I found the part where pat talks about his short cue particularly interesting
grady also mentioned how the steel joint on his cue weighed less than usual
while maybe not 14.1 specific, does anybody what tech. he was referring to?
 

sjm

Older and Wiser
Silver Member
Great find here. Thanks for sharing. In Pat and Grady, you've got two master technicians of the straight pool discipline. Few recall that Pat was once a bronze medalist in the 1981 (or 1982, I'm not certain) World 14.1 Championships and Sigel had to rally from behind in the semifinals with 95 and out to deny Pat a spot in the final. I was ringside for that match.
 

alstl

AzB Silver Member
Silver Member
nice vid..
I found the part where pat talks about his short cue particularly interesting
grady also mentioned how the steel joint on his cue weighed less than usual
while maybe not 14.1 specific, does anybody what tech. he was referring to?

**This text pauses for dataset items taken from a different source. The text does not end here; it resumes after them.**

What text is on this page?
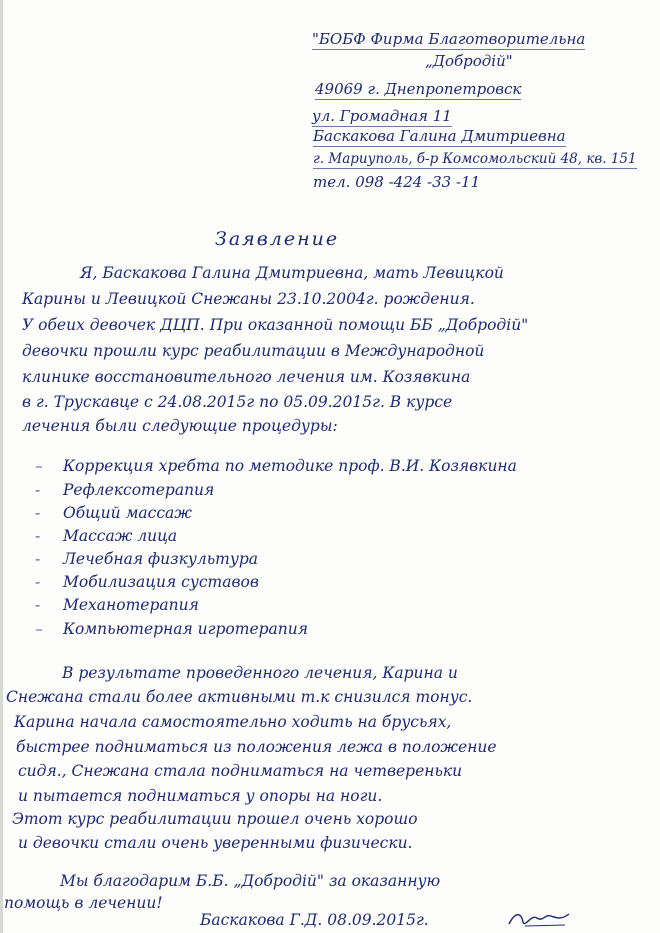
"БОБФ Фирма Благотворительна
„Добродій"
49069 г. Днепропетровск
ул. Громадная 11
Баскакова Галина Дмитриевна
г. Мариуполь, б-р Комсомольский 48, кв. 151
тел. 098 -424 -33 -11
Заявление
Я, Баскакова Галина Дмитриевна, мать Левицкой
Карины и Левицкой Снежаны 23.10.2004г. рождения.
У обеих девочек ДЦП. При оказанной помощи ББ „Добродій"
девочки прошли курс реабилитации в Международной
клинике восстановительного лечения им. Козявкина
в г. Трускавце с 24.08.2015г по 05.09.2015г. В курсе
лечения были следующие процедуры:
– Коррекция хребта по методике проф. В.И. Козявкина
- Рефлексотерапия
- Общий массаж
- Массаж лица
- Лечебная физкультура
- Мобилизация суставов
- Механотерапия
– Компьютерная игротерапия
В результате проведенного лечения, Карина и
Снежана стали более активными т.к снизился тонус.
Карина начала самостоятельно ходить на брусьях,
быстрее подниматься из положения лежа в положение
сидя., Снежана стала подниматься на четвереньки
и пытается подниматься у опоры на ноги.
Этот курс реабилитации прошел очень хорошо
и девочки стали очень уверенными физически.
Мы благодарим Б.Б. „Добродій" за оказанную
помощь в лечении!
Баскакова Г.Д. 08.09.2015г.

From memory - which isn't perfect - I think he said it was a Black Boar. Whether it was made to his specifications I can't say.

The only thing I know about Black Boar cues is I can't afford one.
 

mikemosconi

AzB Silver Member
Silver Member
Thanks- really enjoyed this! Pat is very modest about his playing ability- he looks to me like he could get up and run 100 fairly often - looks to me like he is a 14.1 force if he put his mind to it.